Dieser war gerade dabei, die Konkordatsverhandlungen endgültig abzuschließen. Am 14. Juni erfolgte bereits die Unterzeichnung des neuen Kirchenvertrags zwischen dem Heiligen Stuhl und dem Freistaat Preußen, die endgültige Abstimmung im Landtag stand am 9. Juli auf dem Programm.67 Doch entgegen der Vorgabe Pius’ XI. korrespondierte Pacelli zunächst nicht mit Bertram. Erst wollte er die Personalfrage zu einer definitiven Entscheidung führen. Um also „auf beste Art“ die römischen Anordnungen auszuführen – so versicherte er dem Kardinalstaatssekretär am 18. Juni –, habe er sich vergewissert, ob eine „ziemlich kurzfristige“68 Ernennung des Zentrumsvorsitzenden möglich sei. Leider sei festzustellen, dass dessen angeschlagene Gesundheit es nicht erlaube, in naher Zukunft ein so bedeutendes und mühseliges Amt zu übernehmen. Obwohl man daher von seiner Wahl absehen müsse, glaubte Pacelli, dass nicht nur eine provisorische Übergangslösung, sondern sogar eine endgültige Regelung der Angelegenheit machbar war. Dabei dachte er aber keineswegs an die Kandidatentrias Bertrams, nicht einmal an Steinmann, den er im März noch als im Allgemeinen akzeptabel hingestellt hatte. Stattdessen nominierte er den Bischof von Meißen, Christian Schreiber:

„Als ehemaliger Alumne des Kollegiums Germanicum-Hungaricum, von gesunder Lehre und anhänglich an den Heiligen Stuhl kann man nicht zweifeln, dass er jede Zuverlässigkeit im Hauptpunkt der Klerusausbildung bietet. Er ist außerdem von tadellosem Leben, sehr angesehen, kultiviert, energisch, aktiv und eifrig, wenn er auch manchmal den Eindruck macht, dass er ein bisschen zu viel von sich selbst denkt.“69

Ein Problem darin, dass Schreiber von einem amtierenden Diözesanbischof zu einem Weihbischof „degradiert“ werden würde, sah Pacelli nicht, weil nach der Veröffentlichung des Konkordats die baldige Errichtung der Berliner Diözese publik und die Übergangszeit nur kurz andauern werde. Seine abschließende Bitte um diesbezügliche Instruktionen wurde Anfang Juli erhört: Gasparri meldete knapp, dass der Papst bereit sei, Schreiber zum Weihbischof von Berlin zu ernennen.70 Pacelli sollte dafür das opportune Prozedere vorgeben.
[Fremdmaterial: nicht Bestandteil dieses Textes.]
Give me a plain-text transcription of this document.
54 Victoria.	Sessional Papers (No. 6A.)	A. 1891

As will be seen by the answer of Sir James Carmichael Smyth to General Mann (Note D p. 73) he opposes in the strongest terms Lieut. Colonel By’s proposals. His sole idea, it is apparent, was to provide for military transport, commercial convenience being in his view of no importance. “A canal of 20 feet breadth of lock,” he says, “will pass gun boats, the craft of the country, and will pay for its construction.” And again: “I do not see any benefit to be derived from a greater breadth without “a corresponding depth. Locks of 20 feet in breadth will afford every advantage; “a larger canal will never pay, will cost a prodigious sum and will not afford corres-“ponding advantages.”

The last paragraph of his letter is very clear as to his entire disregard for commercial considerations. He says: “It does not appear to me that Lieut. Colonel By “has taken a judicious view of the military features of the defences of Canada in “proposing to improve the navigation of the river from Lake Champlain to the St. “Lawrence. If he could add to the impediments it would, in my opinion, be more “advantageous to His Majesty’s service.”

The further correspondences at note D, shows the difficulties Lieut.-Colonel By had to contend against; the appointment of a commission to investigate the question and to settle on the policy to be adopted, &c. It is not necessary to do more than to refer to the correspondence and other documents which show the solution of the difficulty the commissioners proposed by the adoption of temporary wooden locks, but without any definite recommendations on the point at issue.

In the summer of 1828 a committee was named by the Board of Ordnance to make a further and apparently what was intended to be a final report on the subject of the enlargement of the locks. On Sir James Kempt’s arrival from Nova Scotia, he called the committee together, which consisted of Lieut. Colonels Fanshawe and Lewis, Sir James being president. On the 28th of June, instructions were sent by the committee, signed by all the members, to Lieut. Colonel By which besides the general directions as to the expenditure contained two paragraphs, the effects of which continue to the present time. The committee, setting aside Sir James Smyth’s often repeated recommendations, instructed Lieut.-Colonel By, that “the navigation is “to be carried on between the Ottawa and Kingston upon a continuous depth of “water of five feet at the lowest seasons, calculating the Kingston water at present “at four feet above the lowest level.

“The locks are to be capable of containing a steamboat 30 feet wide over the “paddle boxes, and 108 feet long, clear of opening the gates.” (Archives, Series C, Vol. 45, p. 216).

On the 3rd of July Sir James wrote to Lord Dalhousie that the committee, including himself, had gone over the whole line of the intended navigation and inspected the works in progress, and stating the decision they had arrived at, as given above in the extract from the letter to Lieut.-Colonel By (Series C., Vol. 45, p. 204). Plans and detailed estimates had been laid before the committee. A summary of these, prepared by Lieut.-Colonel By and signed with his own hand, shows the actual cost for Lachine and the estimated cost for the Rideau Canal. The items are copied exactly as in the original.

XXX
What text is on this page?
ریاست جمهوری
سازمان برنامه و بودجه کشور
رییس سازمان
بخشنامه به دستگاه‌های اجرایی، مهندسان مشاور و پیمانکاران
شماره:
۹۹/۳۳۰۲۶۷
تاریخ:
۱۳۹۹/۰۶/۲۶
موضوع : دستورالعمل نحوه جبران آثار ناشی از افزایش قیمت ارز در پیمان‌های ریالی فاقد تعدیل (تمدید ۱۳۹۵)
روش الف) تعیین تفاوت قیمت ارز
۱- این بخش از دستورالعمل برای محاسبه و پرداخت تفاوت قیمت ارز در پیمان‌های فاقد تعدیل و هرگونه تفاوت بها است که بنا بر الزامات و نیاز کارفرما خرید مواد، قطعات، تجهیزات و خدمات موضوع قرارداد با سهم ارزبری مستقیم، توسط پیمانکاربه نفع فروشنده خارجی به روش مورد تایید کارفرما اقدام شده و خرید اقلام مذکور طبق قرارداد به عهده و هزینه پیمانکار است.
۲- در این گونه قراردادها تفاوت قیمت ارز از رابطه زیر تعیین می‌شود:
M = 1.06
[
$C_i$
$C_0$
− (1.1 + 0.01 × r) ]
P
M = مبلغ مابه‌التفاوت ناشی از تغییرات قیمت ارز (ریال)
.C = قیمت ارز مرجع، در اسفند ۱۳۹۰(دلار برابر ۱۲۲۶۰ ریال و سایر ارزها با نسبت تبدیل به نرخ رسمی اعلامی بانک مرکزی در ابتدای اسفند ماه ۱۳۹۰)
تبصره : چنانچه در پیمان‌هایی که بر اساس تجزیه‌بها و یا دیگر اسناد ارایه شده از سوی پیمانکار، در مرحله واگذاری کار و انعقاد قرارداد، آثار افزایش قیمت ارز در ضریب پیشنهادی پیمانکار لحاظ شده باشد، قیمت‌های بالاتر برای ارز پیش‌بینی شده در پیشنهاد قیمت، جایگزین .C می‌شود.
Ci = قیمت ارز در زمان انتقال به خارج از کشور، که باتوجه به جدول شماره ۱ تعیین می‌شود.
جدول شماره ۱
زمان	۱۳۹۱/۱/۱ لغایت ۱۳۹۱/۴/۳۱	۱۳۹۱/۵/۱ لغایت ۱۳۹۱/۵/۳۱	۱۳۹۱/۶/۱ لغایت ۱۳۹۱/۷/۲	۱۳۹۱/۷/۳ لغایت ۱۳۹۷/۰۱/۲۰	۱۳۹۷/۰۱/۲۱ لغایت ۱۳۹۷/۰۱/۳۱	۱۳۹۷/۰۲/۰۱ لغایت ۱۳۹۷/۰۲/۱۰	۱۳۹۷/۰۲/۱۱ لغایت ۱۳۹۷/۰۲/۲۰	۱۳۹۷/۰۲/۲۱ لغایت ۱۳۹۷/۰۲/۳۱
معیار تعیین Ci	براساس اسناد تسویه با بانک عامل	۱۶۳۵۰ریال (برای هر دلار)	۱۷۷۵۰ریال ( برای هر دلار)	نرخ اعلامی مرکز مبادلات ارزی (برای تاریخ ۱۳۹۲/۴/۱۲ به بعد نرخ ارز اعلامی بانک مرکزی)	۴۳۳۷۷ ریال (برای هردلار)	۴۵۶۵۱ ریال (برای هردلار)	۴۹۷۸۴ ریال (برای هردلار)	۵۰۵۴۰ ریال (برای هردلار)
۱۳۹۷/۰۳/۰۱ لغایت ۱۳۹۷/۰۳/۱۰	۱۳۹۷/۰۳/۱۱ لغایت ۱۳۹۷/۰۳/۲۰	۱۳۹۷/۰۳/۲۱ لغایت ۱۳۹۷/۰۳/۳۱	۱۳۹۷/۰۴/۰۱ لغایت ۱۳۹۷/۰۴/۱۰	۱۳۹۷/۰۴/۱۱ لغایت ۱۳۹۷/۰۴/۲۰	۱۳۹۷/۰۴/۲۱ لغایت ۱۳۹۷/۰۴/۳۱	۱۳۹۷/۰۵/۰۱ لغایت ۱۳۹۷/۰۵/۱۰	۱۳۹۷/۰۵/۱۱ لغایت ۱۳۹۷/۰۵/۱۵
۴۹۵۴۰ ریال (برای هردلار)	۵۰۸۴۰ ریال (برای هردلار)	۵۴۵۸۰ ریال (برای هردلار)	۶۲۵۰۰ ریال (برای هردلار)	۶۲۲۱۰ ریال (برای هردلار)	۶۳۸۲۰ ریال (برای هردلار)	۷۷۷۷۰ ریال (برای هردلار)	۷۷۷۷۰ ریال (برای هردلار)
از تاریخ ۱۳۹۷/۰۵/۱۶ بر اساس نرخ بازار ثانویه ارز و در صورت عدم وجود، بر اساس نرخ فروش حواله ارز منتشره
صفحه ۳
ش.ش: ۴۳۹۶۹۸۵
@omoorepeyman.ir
Plötzlich jedoch schien das Bild, das Pacelli von Schreiber gezeichnet hatte, Kratzer zu bekommen. Gerade hinsichtlich des wesentlichen Kriteriums, das er für die Eignung eines Geistlichen zur Bischofswürde veranschlagte, erhielt er am 2. Juli – einen Tag bevor ihn die kurze telegraphische Nachricht von der Bereitschaft des Papstes zur Ernennung Schreibers erreichte – ernüchternde Neuigkeiten. Damit diese in die päpstliche Entscheidung noch einfließen konnten, legte Pacelli sie am 4. des Monats in einem erneuten Bericht für Gasparri schriftlich nieder.71 Darin lenkte der Nuntius die Sprache auf das Jesuitenkolleg St. Georgen in Frankfurt, von dem Gasparri wisse, wie wichtig es für den Papst sei. Es bestehe die Hoffnung, dass von dort die in Deutschland so dringend benötigten Geistlichen ausgingen, die fest in der gesunden katholischen Lehre ausgebildet wurden.72 Der Meißener Bischof sende seine Alumnen jedoch nicht in das genannte Jesuitenkolleg, sondern in das Seminar nach Fulda. Das war für Pacelli freilich noch nicht die bedenkliche Novität, er wusste davon bereits aus der jungen Gründungsgeschichte St. Georgens.73 Nicht ohne Grund hatte er in seiner Berichterstattung vom März die bischöflichen Seminare in Trier und Fulda als zwar auf unterster Stufe stehende, aber nichtsdestotrotz akzeptable Ausbildungsstätten für Priesteranwärter bezeichnet. Weil Schreiber vor seiner Erhebung zum Meißener Diözesanbischof Rektor des dortigen Seminars gewesen sei, könne man – so Pacelli weiter – diese Ausrichtung auf Fulda „bis zu einem gewissen Punkt auch verstehen, obwohl die Studien dort, jenen, die man in Frankfurt absolviert, weit unterlegen sind“74. Doch das eigentlich Prekäre war für ihn etwas anderes:

„Aber der Ehrwürdige Monsignore Schreiber, und das ist weniger verständlich, scheint sogar noch weiter zu gehen, nämlich, wie ich aus sicherer Quelle erfahren habe, sendet er selbst die Jugendlichen nicht nur nicht in das genannte Institut, sondern hat sogar einem Studenten verboten dort hinzugehen, der darum gebeten hatte.“75

So unzweifelhaft war die Zuverlässigkeit Schreibers hinsichtlich der Klerusausbildung also gar nicht, wie Pacelli Mitte Juni noch behauptet hatte. Logischerweise befürchtete der Nuntius, dass Schreiber diesen – seiner Ansicht nach – schädlichen Weg auch in Berlin weiterverfolgen könnte. Daher hielt er es für angemessen, dieses Thema vor der Ernennung vertraulich mit dem Kandidaten zu erörtern, um dessen Ansichten diesbezüglich besser kennen zu lernen und eventuell die Vorstellungen des Heiligen Stuhls klarzustellen.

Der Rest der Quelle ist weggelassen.